While it is true that Lincoln tend to hoover up the best local talent, due to their status in local football as the premier team on the Rock, there is still a lot of talent available that Europa could tap into, and potentially use as cheaper, equally skilled alternatives to some of the foreign players they have imported into their team in recent months. Each team is allowed to have their own approach to transfers, and they should be respected, not hounded for it, but it is fair to say that a club almost entirely full of foreign talent will not win many admirers in Gibraltar.
There’s still a way to go before they catch up with Lincoln
As pointed out in the first paragraph, Europa’s chances of progression were hampered by being paired against far superior, professional opponents in Slovan Bratislava, and nothing about the two games can be a factor when judging the chances Europa have in this season’s Premier Division. However, the Red Imps are still a long way clear of the league’s other representatives, with the gap potentially set to grow further after their victory against Santa Coloma earned them a further six-figure sum to invest back into their day to day running and professionalism.

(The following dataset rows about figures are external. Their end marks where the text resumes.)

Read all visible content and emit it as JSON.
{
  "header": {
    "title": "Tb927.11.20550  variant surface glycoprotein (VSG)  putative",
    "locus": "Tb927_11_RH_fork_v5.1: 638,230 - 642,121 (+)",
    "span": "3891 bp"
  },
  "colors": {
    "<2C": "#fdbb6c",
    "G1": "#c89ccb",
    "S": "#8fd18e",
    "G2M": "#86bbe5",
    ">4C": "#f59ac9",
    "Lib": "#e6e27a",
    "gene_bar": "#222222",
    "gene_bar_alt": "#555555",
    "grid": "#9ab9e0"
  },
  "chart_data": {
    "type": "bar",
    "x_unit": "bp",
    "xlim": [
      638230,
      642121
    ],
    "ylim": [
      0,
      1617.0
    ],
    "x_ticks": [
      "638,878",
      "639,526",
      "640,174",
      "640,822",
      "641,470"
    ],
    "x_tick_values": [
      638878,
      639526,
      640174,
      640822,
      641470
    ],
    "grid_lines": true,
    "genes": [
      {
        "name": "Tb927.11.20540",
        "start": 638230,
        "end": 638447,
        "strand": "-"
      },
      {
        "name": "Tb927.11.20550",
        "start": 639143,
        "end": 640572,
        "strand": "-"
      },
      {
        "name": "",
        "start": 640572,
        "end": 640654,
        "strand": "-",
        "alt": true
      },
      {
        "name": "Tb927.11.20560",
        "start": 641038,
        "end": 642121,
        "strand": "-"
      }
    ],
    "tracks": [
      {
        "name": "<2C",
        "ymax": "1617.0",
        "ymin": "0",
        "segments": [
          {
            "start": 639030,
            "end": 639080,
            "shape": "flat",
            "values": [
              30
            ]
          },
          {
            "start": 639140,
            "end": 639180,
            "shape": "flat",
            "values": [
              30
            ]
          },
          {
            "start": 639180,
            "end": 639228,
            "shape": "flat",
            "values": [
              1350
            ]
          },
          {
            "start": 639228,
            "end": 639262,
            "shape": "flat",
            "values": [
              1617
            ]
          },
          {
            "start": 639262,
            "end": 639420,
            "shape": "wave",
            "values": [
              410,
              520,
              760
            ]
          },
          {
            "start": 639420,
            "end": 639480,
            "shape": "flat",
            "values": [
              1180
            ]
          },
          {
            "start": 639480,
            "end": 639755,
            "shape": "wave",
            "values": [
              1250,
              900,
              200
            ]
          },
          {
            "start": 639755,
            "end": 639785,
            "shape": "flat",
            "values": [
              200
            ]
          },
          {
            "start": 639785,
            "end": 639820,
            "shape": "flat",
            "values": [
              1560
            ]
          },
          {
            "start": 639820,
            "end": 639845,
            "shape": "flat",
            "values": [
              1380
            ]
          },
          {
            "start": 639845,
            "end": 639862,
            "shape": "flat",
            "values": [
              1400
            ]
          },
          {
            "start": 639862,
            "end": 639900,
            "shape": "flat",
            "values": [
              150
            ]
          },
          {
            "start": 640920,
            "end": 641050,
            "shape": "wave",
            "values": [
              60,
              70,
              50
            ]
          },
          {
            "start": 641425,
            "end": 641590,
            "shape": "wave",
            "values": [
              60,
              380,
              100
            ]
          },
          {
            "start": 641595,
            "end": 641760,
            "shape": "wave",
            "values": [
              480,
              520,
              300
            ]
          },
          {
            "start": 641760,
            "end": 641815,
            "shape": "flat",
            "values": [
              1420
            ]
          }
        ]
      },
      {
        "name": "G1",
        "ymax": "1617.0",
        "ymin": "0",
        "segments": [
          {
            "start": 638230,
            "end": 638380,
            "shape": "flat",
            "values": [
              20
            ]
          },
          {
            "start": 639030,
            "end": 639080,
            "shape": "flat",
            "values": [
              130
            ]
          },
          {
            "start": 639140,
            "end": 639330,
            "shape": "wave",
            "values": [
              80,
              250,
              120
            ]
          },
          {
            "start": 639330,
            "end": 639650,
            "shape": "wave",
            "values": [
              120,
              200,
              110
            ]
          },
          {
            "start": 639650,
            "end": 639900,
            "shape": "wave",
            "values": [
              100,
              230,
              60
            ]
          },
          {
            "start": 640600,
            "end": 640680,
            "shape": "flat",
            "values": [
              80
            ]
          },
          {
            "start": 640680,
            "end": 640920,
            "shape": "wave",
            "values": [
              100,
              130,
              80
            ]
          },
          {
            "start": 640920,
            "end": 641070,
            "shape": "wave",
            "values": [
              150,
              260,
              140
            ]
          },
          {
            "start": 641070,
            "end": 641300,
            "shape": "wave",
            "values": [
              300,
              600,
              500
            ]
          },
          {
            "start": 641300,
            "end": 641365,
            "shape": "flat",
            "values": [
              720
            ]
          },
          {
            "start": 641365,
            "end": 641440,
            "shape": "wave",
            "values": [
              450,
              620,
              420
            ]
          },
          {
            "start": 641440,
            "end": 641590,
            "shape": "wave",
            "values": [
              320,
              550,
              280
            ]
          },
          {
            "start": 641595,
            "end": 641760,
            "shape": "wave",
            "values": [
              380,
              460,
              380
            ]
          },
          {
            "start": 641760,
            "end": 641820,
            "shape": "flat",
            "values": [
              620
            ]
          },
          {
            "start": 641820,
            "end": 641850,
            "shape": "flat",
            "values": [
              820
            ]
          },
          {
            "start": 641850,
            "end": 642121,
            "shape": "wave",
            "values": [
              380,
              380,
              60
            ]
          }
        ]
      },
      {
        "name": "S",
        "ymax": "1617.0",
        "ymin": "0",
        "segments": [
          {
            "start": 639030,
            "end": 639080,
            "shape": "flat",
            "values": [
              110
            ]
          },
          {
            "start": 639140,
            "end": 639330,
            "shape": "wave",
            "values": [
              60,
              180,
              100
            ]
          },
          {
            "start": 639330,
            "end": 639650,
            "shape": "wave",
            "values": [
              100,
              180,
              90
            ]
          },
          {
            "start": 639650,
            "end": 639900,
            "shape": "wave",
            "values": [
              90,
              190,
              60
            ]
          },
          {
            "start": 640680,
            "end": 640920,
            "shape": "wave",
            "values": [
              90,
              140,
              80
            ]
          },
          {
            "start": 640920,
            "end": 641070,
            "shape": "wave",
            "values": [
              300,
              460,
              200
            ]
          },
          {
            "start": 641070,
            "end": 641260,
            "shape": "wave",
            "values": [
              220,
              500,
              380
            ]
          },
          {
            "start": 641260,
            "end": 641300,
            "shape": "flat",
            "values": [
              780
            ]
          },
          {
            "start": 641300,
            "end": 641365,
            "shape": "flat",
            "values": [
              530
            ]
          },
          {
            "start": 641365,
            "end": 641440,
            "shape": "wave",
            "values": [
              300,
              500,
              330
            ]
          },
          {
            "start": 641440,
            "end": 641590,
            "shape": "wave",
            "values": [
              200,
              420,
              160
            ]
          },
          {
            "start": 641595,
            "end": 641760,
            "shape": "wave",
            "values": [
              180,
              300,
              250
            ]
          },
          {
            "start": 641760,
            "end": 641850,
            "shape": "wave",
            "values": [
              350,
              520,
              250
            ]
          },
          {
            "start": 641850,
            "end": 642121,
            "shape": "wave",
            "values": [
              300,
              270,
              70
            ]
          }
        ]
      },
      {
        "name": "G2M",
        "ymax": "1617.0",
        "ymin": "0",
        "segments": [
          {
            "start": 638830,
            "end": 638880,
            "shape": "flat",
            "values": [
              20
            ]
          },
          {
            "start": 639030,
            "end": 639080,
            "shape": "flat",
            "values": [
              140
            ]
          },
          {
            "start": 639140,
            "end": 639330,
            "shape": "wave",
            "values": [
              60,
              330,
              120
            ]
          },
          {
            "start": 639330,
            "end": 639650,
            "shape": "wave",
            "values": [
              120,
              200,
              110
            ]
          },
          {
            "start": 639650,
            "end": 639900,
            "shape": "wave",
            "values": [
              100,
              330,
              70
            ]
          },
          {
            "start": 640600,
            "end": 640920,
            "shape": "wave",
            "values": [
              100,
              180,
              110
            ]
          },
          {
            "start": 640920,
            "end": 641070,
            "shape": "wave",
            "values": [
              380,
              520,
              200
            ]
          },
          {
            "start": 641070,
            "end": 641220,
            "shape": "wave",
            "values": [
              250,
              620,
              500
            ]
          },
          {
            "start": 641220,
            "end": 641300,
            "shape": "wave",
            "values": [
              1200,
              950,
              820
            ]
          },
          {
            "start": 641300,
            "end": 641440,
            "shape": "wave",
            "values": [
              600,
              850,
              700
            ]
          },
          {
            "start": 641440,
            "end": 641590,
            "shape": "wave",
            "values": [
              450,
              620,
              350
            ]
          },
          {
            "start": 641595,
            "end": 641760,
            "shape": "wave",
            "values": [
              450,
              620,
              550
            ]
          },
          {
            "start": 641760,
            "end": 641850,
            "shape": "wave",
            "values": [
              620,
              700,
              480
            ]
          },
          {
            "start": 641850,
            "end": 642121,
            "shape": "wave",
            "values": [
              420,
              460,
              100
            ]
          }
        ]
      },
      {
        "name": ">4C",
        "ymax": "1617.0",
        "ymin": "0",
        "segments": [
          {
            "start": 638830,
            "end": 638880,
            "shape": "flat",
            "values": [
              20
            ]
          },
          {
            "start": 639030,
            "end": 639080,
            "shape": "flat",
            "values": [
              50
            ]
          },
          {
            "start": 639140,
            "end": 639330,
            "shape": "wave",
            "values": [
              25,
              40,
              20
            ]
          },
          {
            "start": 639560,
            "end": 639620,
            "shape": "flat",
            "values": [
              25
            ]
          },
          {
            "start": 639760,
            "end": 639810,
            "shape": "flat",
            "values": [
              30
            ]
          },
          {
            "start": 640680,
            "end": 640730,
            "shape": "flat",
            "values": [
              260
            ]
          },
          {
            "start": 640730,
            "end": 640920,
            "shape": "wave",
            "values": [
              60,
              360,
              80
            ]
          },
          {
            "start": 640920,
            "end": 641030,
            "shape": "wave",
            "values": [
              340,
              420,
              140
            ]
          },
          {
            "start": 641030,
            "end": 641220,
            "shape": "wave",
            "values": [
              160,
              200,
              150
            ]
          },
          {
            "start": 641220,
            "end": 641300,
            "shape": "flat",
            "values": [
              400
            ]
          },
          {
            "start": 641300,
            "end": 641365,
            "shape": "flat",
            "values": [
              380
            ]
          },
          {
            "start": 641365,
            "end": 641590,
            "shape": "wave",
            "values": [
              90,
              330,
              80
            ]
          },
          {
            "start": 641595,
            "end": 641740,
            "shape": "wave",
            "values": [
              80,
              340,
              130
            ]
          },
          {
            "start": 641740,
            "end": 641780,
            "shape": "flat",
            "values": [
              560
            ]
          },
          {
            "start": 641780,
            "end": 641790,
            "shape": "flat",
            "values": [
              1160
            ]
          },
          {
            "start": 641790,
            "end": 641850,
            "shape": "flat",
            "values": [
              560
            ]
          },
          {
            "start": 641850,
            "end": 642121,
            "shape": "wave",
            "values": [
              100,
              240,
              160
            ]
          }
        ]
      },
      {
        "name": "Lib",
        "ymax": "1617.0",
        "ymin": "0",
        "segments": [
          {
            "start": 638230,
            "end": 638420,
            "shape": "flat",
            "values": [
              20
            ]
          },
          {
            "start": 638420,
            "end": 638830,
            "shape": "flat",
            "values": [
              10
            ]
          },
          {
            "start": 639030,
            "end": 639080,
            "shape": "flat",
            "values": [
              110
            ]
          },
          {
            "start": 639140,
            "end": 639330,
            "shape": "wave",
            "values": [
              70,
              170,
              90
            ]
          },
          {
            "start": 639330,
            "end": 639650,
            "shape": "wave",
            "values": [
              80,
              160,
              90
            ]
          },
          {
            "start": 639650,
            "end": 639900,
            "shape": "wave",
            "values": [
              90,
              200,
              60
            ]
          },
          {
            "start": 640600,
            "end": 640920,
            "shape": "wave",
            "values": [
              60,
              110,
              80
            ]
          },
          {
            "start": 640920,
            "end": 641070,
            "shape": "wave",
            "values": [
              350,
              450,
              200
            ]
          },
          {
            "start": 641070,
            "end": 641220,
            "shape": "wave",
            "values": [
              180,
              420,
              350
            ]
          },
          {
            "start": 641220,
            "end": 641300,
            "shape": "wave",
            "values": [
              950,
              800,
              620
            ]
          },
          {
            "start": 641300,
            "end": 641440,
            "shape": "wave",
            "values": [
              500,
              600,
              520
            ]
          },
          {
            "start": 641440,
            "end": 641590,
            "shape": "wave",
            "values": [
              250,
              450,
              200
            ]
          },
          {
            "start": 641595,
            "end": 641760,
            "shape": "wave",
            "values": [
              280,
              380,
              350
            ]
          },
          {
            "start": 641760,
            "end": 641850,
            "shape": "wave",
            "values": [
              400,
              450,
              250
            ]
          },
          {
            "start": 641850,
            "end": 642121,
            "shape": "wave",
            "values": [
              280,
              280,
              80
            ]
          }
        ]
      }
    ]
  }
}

With Lincoln set to earn around £300,000 more than Europa this season, and Europa in turn making more money than the other eight teams in the league this season from competitions, most predictions for this season would probably have Lincoln winning the league again, with Europa finishing second. The increase to a ten team league makes for a more interesting division, as well as the reintroduction of relegation after a one year absence in order to rebalance the league. Additionally, the recent sale of Lions to Enterprise Insurance CEO Andrew Flowers suddenly makes them a potent threat to the league, with their new owner, previously talked about as making a bid for English team Leeds United, set to turn the team semi-professional and bring in the kind of talent required to challenge for local honours.
There is still a while until the season starts, with most teams currently in the infant stages of their pre-season preparations. The now annual European campaigns are an early opportunity to watch competitive football on the Rock, and should whet people’s excitement levels for what could be one of the most interesting domestic campaigns to date.